You can help monitor for side effects using V-safe, a smartphone-based health checker if you have received a COVID-19 vaccine in the past six weeks. Using text messages and web surveys, it allows individuals who track any side effects and will follow up via phone with anyone who reports a medically significant adverse event.
It depends. Immunity is when the body can resist a particular disease, and vaccines help build up that immunity by stimulating antibody production and immune cells (T and B lymphoctyes) for future protection. Immunity works best at the community level so when enough people are vaccinated then an infected individual has nobody to spread the disease to. A vaccination can help prevent getting the infection or at least keeping the severity of the infection to a mild level. Everyone’s immune system responds a little differently.
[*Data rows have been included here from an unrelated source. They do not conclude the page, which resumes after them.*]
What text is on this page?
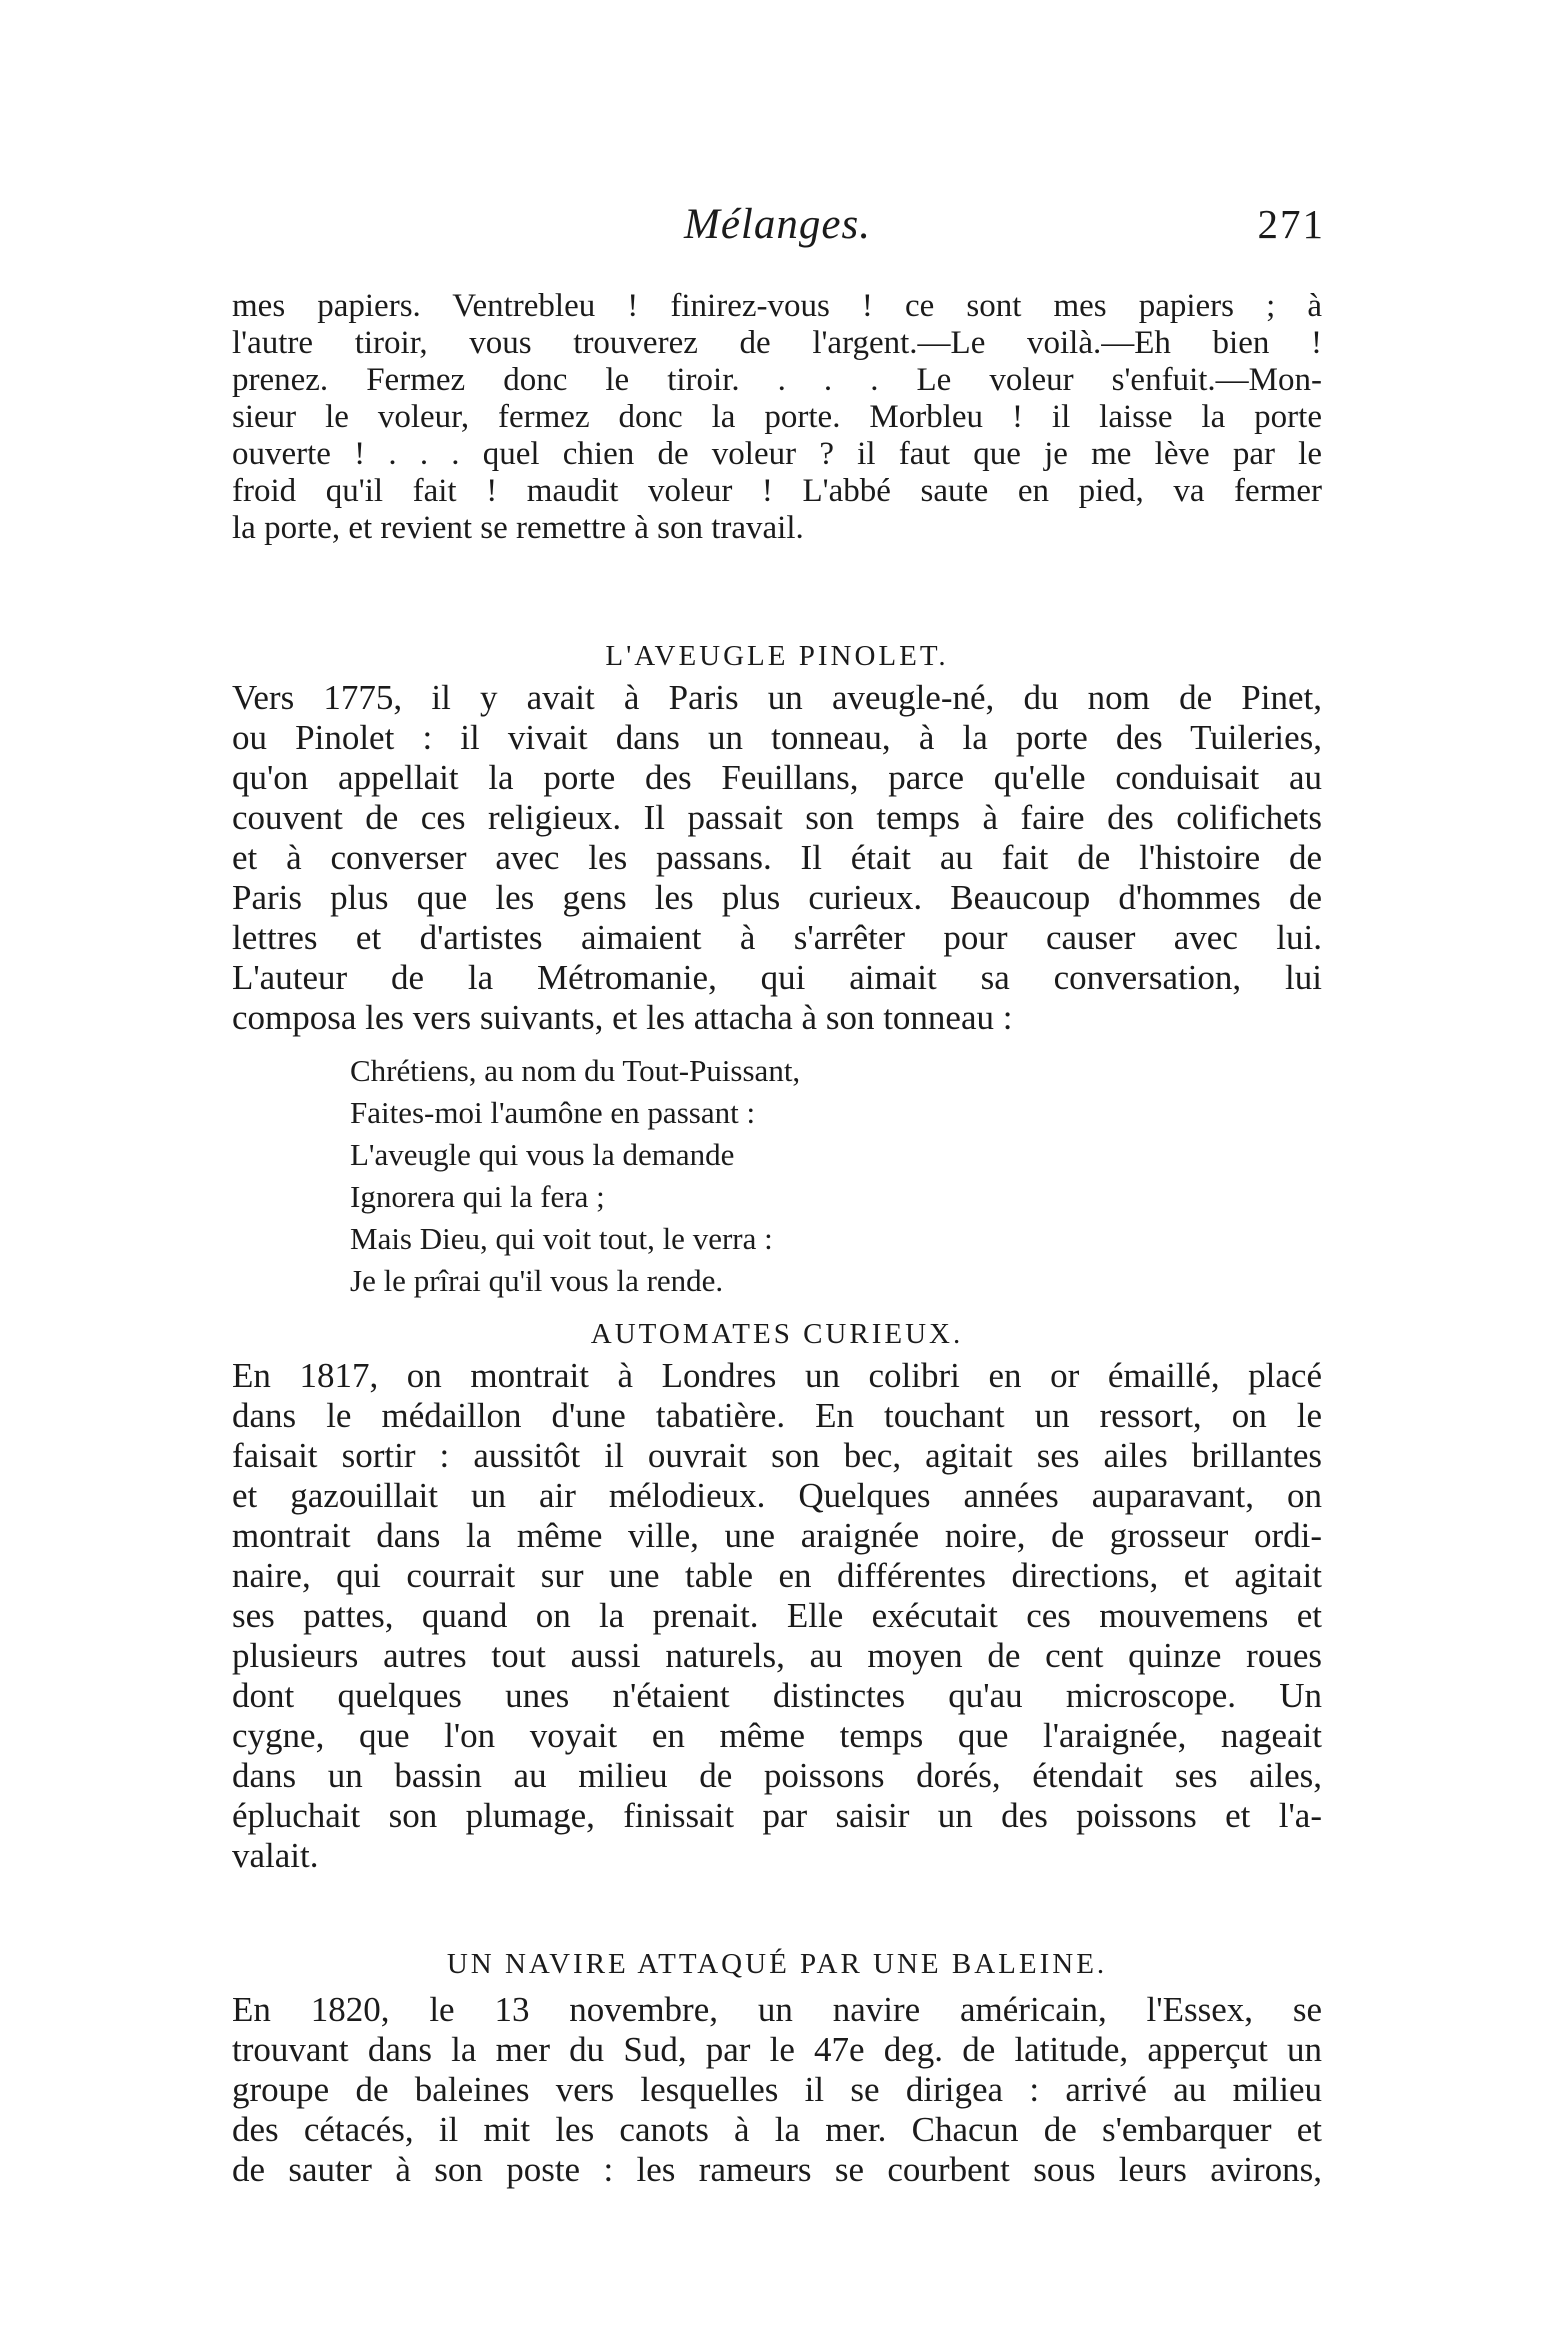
Mélanges.	271
mes papiers. Ventrebleu ! finirez-vous ! ce sont mes papiers ; à
l'autre tiroir, vous trouverez de l'argent.—Le voilà.—Eh bien !
prenez. Fermez donc le tiroir. . . . Le voleur s'enfuit.—Mon-
sieur le voleur, fermez donc la porte. Morbleu ! il laisse la porte
ouverte ! . . . quel chien de voleur ? il faut que je me lève par le
froid qu'il fait ! maudit voleur ! L'abbé saute en pied, va fermer
la porte, et revient se remettre à son travail.
L'AVEUGLE PINOLET.
Vers 1775, il y avait à Paris un aveugle-né, du nom de Pinet,
ou Pinolet : il vivait dans un tonneau, à la porte des Tuileries,
qu'on appellait la porte des Feuillans, parce qu'elle conduisait au
couvent de ces religieux. Il passait son temps à faire des colifichets
et à converser avec les passans. Il était au fait de l'histoire de
Paris plus que les gens les plus curieux. Beaucoup d'hommes de
lettres et d'artistes aimaient à s'arrêter pour causer avec lui.
L'auteur de la Métromanie, qui aimait sa conversation, lui
composa les vers suivants, et les attacha à son tonneau :
Chrétiens, au nom du Tout-Puissant,
Faites-moi l'aumône en passant :
L'aveugle qui vous la demande
Ignorera qui la fera ;
Mais Dieu, qui voit tout, le verra :
Je le prîrai qu'il vous la rende.
AUTOMATES CURIEUX.
En 1817, on montrait à Londres un colibri en or émaillé, placé
dans le médaillon d'une tabatière. En touchant un ressort, on le
faisait sortir : aussitôt il ouvrait son bec, agitait ses ailes brillantes
et gazouillait un air mélodieux. Quelques années auparavant, on
montrait dans la même ville, une araignée noire, de grosseur ordi-
naire, qui courrait sur une table en différentes directions, et agitait
ses pattes, quand on la prenait. Elle exécutait ces mouvemens et
plusieurs autres tout aussi naturels, au moyen de cent quinze roues
dont quelques unes n'étaient distinctes qu'au microscope. Un
cygne, que l'on voyait en même temps que l'araignée, nageait
dans un bassin au milieu de poissons dorés, étendait ses ailes,
épluchait son plumage, finissait par saisir un des poissons et l'a-
valait.
UN NAVIRE ATTAQUÉ PAR UNE BALEINE.
En 1820, le 13 novembre, un navire américain, l'Essex, se
trouvant dans la mer du Sud, par le 47e deg. de latitude, apperçut un
groupe de baleines vers lesquelles il se dirigea : arrivé au milieu
des cétacés, il mit les canots à la mer. Chacun de s'embarquer et
de sauter à son poste : les rameurs se courbent sous leurs avirons,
That is possible, but uncommon. What you are referring to is also called breakthrough cases, and there have been instances of fully vaccinated individuals who became ill with COVID-19. No vaccine is 100% effective. In clinical trials, the available vaccines showed an efficacy of between 72% - 95% in protecting against moderate-to-severe illness. That high level of immunity against SARS-CoV-2, which we had no immunity whatsoever from pre-pandemic, is a huge advantage to protecting your health. However, until more people are vaccinated, and COVID-19 is no longer widely circulating, we’ll continue to see a small number of individuals become ill after being vaccinated. Health experts are researching these individuals to determine if any further guidance is warranted. Learn more at Lung.org/vaccines.
This is currently unknown. When we know how long immunity from the vaccine will last, decisions can be made about timing of re-vaccination.
Yes! Even when a vaccine is widely available, additional measures like masks and social distancing will still be necessary until the public health threat has subsided. It is an important safety measure not only for yourself but for those around you.
In the meantime, CDC came out with new guidelines for when you have been fully vaccinated. Once you are two weeks out from your final dose, you can once again gather indoors with fully vaccinated people without wearing a mask. You could also gather indoors with unvaccinated people from one other household without masks as long as they are not at increased risk for severe illness from COVID-19.
The American Lung Association urges members of the public to always consult with their own healthcare providers about whether this or any vaccine is appropriate for them.